The Company did not have a valuation allowance at January 1, 2000. During fiscal
1999, the Company reversed its valuation allowance due to the profitability of
the Company and utilization of its net operating loss carryforwards. The amount
of the net deferred tax assets considered realizable, however, could change in
the near term based on changing conditions.
NOTE 11. PREFERRED STOCK
The Company has 1,000,000 shares authorized of $.01 par value preferred
stock. For the years ended December 31, 1997, January 2, 1999 and January 1,
2000 no shares were issued or outstanding.
NOTE 12. ASSET ACQUISITION
In May 1999, the Company acquired certain assets of Contact Lenses
Online, Inc. ("CLO") for $1.2 million in cash to be paid as follows: $600,000 on
the closing date, $300,000 six months after the closing date and $300,000
F-20
1-800 CONTACTS, INC.
NOTES TO FINANCIAL STATEMENTS
one year after the closing date. The assets acquired include the Internet
address www.contactlenses.com, various telephone numbers and CLO's customer
database which are included in intangible assets and amortized over an estimated
life of 5 years.
NOTE 13. RETIREMENT AND SAVINGS PLAN
Effective January 1, 2000, the Company established a 401(k) plan covering
substantially all of its employees. Eligible employees may contribute, through
payroll deductions, up to 15 percent of their eligible compensation, but not
more that the statutory limits. The Company contributes fifty cents for each
dollar a participant contributes, with a maximum Company contribution of three
percent of a participant's eligible compensation. No Company contributions were
made during the year ended January 1, 2000.
NOTE 14. SUBSEQUENT EVENTS
Stock Options
Subsequent to year end, the Company granted nonqualified stock options to
purchase 98,798 shares of common stock at $28 per share to employees and
directors of the Company. The options vest equally over a four year period and
expire in ten years.
Stock Repurchases
In January and February 2000, the Company repurchased a total of 158,000
shares of its common stock for a total cost of $4,280,588.

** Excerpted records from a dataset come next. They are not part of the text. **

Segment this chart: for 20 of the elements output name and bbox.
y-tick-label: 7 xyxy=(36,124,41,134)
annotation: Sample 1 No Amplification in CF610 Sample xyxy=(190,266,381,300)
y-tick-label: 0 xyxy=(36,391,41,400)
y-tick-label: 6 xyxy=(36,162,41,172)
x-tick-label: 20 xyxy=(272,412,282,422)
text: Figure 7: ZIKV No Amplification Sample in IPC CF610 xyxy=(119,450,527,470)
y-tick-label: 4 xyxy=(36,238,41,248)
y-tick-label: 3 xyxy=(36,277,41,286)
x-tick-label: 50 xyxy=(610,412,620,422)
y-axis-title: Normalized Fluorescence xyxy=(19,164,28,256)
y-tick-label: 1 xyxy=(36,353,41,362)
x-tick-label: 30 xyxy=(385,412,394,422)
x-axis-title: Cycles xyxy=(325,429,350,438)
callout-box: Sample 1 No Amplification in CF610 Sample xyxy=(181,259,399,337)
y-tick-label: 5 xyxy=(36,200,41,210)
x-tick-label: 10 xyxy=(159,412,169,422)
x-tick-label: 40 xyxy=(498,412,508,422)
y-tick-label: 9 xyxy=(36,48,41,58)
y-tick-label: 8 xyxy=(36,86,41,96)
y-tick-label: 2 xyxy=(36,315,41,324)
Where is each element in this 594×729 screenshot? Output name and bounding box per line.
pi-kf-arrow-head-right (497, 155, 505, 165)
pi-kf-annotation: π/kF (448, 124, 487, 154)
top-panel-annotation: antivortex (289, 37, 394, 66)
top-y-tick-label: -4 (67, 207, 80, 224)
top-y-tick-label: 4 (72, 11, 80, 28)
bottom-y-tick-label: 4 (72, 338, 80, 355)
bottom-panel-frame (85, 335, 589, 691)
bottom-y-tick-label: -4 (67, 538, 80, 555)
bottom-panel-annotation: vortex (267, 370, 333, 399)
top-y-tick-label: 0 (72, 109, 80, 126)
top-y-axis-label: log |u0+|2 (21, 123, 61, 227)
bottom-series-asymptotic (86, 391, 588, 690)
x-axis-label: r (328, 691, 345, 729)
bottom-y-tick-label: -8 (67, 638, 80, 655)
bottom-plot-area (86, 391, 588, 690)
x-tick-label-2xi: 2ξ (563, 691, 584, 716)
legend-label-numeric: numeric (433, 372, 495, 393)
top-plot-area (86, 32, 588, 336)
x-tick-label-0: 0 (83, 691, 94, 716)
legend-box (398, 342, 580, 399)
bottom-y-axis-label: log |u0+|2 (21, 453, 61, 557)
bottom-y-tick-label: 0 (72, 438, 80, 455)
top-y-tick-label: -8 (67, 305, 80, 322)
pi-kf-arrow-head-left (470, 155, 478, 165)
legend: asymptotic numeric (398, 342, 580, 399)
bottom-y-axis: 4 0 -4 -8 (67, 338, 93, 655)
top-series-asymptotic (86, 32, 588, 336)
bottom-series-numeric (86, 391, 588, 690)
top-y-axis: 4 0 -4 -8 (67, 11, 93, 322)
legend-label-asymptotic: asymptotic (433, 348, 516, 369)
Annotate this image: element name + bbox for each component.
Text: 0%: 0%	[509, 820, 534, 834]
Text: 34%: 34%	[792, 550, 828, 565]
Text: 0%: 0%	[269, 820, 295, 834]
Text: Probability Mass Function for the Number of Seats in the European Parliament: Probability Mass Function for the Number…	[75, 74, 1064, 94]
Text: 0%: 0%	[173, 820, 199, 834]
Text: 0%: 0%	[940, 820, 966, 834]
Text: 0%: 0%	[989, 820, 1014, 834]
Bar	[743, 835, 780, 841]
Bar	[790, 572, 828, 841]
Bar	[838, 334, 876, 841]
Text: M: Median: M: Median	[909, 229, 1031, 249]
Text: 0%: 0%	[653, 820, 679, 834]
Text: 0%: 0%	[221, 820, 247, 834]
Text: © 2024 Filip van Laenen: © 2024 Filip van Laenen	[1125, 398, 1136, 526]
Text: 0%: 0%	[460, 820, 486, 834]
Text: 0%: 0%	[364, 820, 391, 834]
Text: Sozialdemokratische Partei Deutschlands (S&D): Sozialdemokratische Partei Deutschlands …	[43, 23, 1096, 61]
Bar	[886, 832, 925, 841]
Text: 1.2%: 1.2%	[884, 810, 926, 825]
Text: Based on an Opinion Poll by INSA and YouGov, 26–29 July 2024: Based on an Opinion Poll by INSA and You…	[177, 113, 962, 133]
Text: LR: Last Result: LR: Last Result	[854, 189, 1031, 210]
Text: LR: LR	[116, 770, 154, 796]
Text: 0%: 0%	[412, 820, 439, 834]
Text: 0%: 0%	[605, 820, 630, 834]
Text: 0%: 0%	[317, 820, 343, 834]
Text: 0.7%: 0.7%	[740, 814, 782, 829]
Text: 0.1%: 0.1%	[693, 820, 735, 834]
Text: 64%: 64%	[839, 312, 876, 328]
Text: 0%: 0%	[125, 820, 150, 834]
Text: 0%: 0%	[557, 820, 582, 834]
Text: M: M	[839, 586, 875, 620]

On February 17, 2000, the Company's Board of Directors authorized an
additional repurchase of up to 500,000 shares of its common stock, bringing the
total authorization to 1,000,000 shares (see Note 6). A purchase of the full
incremental 500,000 shares would equal approximately 7.8 percent of the total
shares issued. A purchase of the full 1,000,000 shares would equal approximately
15.6 percent of the total shares issued. The repurchase of common stock is
subject to market conditions and is accomplished through periodic purchases at
prevailing prices on the open market, by block purchases or in privately
negotiated transactions. The repurchased shares will be retained as treasury
stock to be used for corporate purposes. Through February 2000, the Company has
repurchased 358,000 shares for a total cost of $6,892,249.
Related Party Transaction
Subsequent to year end, the Company made a $220,000 investment in an
entity in which a member of the Company's Board of Directors holds a significant
ownership interest and serves as an officer and director.